Degree of a Polynomial in a single variable

The highest non-negative integer exponent of a variable in a single variable polynomial is called the degree of a polynomial in one variable.

Introduction

A polynomial in one variable is formed in mathematics by either a single variable expression or connecting many single variable expressions. Every variable in an expression consists of an exponent and it is a factor to determine the degree of a polynomial in one variable.

The following two factors are the rules for finding the degree of any polynomial in a single variable.
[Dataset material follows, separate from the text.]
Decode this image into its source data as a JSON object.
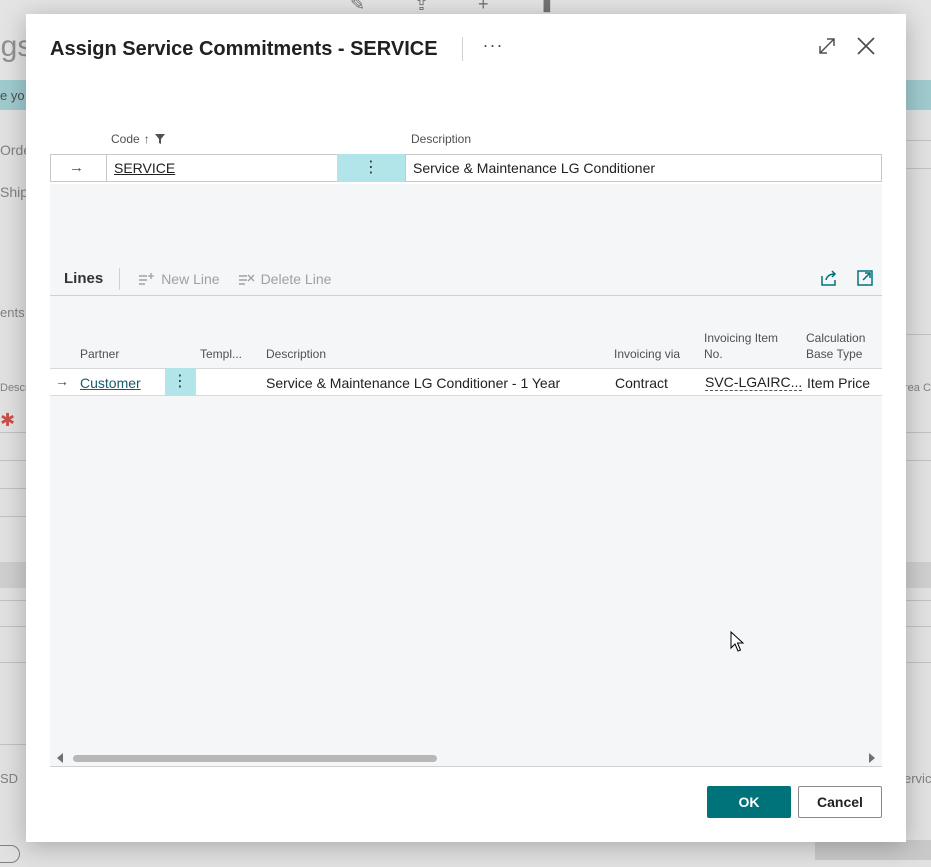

1. If a polynomial in one variable is formed by a single expression, then the exponent of the variable is considered as the degree of the polynomial in one variable. If it is formed by connecting many expressions, then the highest power (or exponent) of the variable is considered as its degree.
2. The exponent of the variable should be a non-negative integer.

Examples

Let us learn how to find the degree of a polynomial in one variable from the following understandable examples.

Polynomials

$(1).\,\,\,$ $3x^2$

It is an expression, which consists of only one term. In this expression, $x$ is a variable and its exponent is $2$. The exponent $2$ is a non-negative integer. Hence, it is called a polynomial and its degree is $2$.

$(2).\,\,\,$ $-x^3+7x^2-5x+9$

Four expressions in one variable are connected to form this expression. The exponents of the variables in the terms are $3$, $2$, $1$ and $0$ respectively. All of them are non-negative integers. Therefore, the above expression is a polynomial in one variable. The highest exponent of variable in this expression is $3$. Hence, the degree of this polynomial is $3$.

$(3).\,\,\,$ $7y^4-6y$

Two expressions in a variable $y$ are connected to form this expression. In this expression, the exponents of the variable $y$ are $4$ and $1$ respectively. The two indices are non-negative integers. Hence, the expression is a polynomial in one variable. The highest exponent of the variable is $4$. So, the degree of this polynomial is $4$.

$(4).\,\,\,$ $4z+\sqrt{3}$

This expression is formed by connecting to two expressions. In this expression, the exponents of variable $z$ are $1$ and $0$, which are non-negative integers. Therefore, the expression is a polynomial in one variable $z$ and its degree is $1$.

Expressions

$(1).\,\,\,$ $4x^{-3}+7x-6$

It is an expression, which consists of three terms. In this expression, the exponents of the variable are $-3$, $1$ and $0$. Due to the negative exponent, the expression cannot be called a polynomial in one variable.

$(2).\,\,\,$ $4\sqrt{y}$

This expression can be written as follows.

$\,\,\,=\,\,\,$ $4y^{\Large \frac{1}{2}}$

The exponent of the variable $y$ is not an integer. So, the expression is not a polynomial.

Constants

$(1).\,\,\,$ $6$

A real number is considered as a polynomial for one reason because it can be written as a polynomial in one variable.

$\implies$ $6 \,=\, 6 \times 1$

$\implies$ $6 \,=\, 6 \times x^0$

$\,\,\,\therefore\,\,\,\,\,\,$ $6 \,=\, 6x^0$

Hence, the degree of this polynomial is zero.

$(2).\,\,\,$ $0$

The number zero belongs to real number group. Hence, it can be a zero-degree polynomial but it is not because the number $0$ can be written as follows.

$\implies$ $0 \,=\, 0 \times x^0 \,=\, 0x^0$

$\implies$ $0 \,=\, 0 \times x^1 \,=\, 0x^1$

$\implies$ $0 \,=\, 0 \times x^2 \,=\, 0x^2$

In the case of zero, the number $0$ is considered as a polynomial in one variable but its degree is undefined.